Earlier this summer, Friedman embarrassed himself badly in Detroit by making the sweeping, ignorant assertion that no company is “more dangerous to America’s future” than struggling General Motors
because its marketing of sport-utility vehicles (SUVs) perpetuates America’s “addiction to oil.” By contrast, Friedman’s May 31 column maintained GM’s arch-rival Toyota is rolling in green because it has gone Green with its innovative hybrid vehicles.
The broadside ignored all the lessons of market economics that Friedman had so carefully explained in “The World is Flat,” provoking this irony-tinged tongue-lashing from Csaba Csere, editor of Car & Driver magazine: “What Friedman doesn’t grasp is that in market-driven societies, customers control what they buy, not corporations.”
As Csere — and every auto analyst — knows, Toyota is making billions in the U.S. market precisely because it has adapted remarkably well to the American consumer’s taste for well-made SUVs. And for Toyota, margins on trucks exceed those on cars by some seven times.
Friedman seems to think that Toyota’s relative success has been fueled by a diet of small, efficient machines. But the statistics tell a different story. Trucks were only 26.7 percent of…vehicles sold by Toyota in 1995. By 2005, Toyota had more than doubled its sales to 2,260,296 vehicles, and of this much larger total, trucks had increased to 43 percent.
Not content with that lesson, Friedman has dug himself another hole in his Times column this week.
Climbing into his moral pulpit to condemn Vice President Cheney’s criticism of Democrats gone soft on the War on Terror, Friedman first took a page from Arianna Huffington’s far-left rantings by asserting that U.S. consumers subsidize terrorism by driving gas-powered cars.
Wading into the subject of fuel-mileage standards, he got in completely over his head.
“Mr. Cheney, if we’re in a titanic struggle with Islamic fascists, why have you and President Bush resisted any serious effort to get Americans to conserve energy?” he sermonized. “Why do you refuse to push higher mileage standards for U.S. automakers or a gasoline tax that would curb our imports of oil?”
One false premise at a time, please.
First, with respect to CAFÉ (or Corporate Average Fuel Economy standards) — which mandates an average fuel-economy number across the car and truck fleets of automakers — the regulation has had the exact opposite effect of its charter.’
CAFÉ was designed in response to the oil shocks of the 1970s. It was supposed to reduce oil consumption by raising mileage standards, first to 18 mpg in 1978 (17 for trucks), and then to 27.5 mpg (20.5 for trucks) in 1987. Already on the rise before CAFÉ due to relentless advances in engine technology, average fuel economy peaked at 22.1 mpg in 1987 — then slid somewhat to 21 mpg as of last year.
Why? Because CAFÉ didn’t anticipate the massive consumer switch to light trucks (in part due to CAFÉ’s forced downsizing of cars, while the market still demanded larger vehicles).

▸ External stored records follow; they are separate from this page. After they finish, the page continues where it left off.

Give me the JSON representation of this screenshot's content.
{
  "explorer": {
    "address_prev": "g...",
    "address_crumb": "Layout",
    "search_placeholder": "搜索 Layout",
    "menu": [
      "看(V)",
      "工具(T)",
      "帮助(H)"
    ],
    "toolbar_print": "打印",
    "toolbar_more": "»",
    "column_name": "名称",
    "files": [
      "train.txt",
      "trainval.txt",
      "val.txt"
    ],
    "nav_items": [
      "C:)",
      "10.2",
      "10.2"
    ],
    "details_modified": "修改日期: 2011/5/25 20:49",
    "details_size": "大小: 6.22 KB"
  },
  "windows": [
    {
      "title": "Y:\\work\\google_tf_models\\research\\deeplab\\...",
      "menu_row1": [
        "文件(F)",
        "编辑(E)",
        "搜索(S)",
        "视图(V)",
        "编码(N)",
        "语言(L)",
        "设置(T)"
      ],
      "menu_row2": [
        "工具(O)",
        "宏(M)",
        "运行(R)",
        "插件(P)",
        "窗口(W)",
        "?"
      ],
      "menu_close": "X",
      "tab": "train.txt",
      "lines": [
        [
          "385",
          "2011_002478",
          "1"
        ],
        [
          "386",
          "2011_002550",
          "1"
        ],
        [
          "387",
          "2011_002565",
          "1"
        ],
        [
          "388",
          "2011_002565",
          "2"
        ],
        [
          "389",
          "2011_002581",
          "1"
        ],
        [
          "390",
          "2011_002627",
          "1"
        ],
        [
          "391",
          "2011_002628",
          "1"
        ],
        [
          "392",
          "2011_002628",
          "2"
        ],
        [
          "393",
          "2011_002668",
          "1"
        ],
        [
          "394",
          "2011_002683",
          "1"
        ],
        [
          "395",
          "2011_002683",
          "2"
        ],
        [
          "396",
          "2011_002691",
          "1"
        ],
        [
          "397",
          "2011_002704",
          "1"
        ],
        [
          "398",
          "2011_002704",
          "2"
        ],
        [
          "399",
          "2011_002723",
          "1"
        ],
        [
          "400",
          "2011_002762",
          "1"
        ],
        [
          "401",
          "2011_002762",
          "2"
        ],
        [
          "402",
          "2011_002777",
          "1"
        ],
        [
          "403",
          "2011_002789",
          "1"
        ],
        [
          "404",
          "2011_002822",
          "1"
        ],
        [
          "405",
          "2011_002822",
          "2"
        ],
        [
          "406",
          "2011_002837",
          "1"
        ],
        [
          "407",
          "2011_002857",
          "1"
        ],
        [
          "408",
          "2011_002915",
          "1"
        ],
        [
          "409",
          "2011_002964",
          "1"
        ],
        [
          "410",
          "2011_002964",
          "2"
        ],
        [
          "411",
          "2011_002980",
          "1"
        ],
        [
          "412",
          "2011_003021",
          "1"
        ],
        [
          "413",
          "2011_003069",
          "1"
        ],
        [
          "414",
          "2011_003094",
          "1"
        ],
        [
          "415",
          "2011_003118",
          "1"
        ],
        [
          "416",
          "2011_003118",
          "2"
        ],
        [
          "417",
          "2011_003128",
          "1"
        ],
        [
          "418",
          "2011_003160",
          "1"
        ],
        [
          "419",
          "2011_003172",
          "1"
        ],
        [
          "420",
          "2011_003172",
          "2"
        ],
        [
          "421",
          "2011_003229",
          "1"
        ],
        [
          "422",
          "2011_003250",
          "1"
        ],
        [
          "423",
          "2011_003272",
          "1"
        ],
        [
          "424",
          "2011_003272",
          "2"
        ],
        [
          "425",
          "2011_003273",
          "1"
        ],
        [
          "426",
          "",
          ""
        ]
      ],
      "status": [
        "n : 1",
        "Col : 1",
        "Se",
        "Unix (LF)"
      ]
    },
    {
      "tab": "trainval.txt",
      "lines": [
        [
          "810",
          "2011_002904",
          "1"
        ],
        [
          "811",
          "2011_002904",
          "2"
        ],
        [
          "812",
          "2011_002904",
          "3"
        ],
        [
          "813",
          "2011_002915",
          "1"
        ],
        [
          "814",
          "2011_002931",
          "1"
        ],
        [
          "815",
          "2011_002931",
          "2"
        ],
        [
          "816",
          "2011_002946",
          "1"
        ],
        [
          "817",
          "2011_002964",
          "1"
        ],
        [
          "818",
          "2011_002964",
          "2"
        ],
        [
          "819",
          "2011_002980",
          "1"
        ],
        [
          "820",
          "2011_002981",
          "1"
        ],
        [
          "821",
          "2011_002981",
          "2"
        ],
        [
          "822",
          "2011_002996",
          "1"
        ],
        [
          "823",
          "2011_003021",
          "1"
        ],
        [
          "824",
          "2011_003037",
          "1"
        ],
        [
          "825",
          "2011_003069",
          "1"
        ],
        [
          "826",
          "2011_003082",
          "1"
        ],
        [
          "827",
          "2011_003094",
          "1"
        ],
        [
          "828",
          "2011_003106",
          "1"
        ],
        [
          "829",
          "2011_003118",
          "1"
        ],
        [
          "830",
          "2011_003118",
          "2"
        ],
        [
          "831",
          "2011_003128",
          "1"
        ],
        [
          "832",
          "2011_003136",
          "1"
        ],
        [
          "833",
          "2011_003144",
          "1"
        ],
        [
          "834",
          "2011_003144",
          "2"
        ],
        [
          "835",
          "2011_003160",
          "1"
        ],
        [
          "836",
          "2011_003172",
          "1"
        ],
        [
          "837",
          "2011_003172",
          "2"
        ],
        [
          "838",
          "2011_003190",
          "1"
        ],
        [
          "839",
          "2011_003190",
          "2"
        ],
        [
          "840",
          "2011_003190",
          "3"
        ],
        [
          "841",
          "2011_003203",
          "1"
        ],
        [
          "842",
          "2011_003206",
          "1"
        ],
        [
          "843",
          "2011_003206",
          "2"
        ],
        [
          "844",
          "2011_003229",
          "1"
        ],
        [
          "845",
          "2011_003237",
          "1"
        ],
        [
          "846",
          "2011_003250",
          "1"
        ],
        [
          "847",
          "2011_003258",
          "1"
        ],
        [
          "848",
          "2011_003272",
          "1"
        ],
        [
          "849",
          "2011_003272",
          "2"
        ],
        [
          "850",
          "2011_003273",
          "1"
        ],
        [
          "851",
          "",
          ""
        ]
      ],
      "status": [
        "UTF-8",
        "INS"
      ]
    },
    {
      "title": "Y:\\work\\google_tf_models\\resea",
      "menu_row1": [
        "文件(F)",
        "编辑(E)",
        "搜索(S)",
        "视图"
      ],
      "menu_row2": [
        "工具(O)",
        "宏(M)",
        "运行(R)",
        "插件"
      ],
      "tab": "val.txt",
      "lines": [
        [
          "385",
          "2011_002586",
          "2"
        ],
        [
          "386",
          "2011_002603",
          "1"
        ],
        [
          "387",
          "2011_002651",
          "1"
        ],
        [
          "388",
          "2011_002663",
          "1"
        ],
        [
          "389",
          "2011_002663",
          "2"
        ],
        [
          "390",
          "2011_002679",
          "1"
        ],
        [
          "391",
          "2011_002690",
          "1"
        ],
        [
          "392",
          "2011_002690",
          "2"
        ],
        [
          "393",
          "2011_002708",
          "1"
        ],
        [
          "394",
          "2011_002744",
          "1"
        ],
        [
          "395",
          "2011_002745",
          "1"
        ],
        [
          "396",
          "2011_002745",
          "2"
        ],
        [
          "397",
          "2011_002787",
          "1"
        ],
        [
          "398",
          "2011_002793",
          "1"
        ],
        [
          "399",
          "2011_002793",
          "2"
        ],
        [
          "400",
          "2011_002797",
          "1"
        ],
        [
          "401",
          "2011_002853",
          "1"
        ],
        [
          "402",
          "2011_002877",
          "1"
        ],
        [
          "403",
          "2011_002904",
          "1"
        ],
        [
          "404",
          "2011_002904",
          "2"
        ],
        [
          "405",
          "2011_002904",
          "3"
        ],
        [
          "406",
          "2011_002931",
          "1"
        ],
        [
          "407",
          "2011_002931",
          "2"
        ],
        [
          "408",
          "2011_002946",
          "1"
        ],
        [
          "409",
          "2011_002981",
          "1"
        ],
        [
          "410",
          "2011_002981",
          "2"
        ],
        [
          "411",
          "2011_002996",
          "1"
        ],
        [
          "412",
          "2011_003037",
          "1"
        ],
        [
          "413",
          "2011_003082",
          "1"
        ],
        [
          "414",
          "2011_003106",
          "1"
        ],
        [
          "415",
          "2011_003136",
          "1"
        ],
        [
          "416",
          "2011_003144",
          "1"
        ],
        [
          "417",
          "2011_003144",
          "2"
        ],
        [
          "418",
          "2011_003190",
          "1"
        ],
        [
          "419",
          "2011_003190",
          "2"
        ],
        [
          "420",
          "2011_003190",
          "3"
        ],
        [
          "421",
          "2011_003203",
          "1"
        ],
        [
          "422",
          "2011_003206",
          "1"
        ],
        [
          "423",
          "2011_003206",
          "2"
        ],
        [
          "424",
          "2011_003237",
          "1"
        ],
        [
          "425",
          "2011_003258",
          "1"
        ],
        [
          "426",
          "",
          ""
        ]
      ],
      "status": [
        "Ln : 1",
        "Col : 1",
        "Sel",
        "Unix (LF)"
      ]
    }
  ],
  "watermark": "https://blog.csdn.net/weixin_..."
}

Contrary to federal estimates that CAFÉ would force a 30-percent decline in oil consumption, “energy consumption increased by about 30 percent between 1978 and 2000,” according to Paul Joskow, an MIT economist. Rather than reduce America’s dependence on foreign oil, CAFÉ has presided over a period when imported oil has risen from 35 percent of the U.S. market in 1974 to more than 52 percent today.
How did the feds get this so wrong? They estimated that “vehicle miles traveled would increase by 38 percent by 2000. In fact, miles traveled increased by 150 percent,” writes Joskow. He attributes this to more efficient vehicles overall, as well as more trucks, cheap gas, and an increase in vehicles per capita as Americans have become ever richer.
As transportation became more affordable, drivers did more of it — driving “twice as many miles as they did before CAFÉ was enacted,” says H. Sterling Burnett of the National Center for Policy Analysis.
Friedman, the alleged market expert, is blissfully unaware of this basic market math. Instead of acknowledging the failure of CAFÉ, he calls for more of the same.
As for his gasoline-tax idea, it is a political non-starter. Even a candidate as green as John Kerry fled from a 50 cent gas-tax proposal when he ran for president in 2004. But the idea that the gas tax reduces foreign oil dependence is unproven.
“I’m not a car expert,” Friedman admitted in one of his pro-Toyota columns. At least on that fact, he’s got it right.
– Henry Payne is a freelance writer in Detroit, and editorial cartoonist for the Detroit News.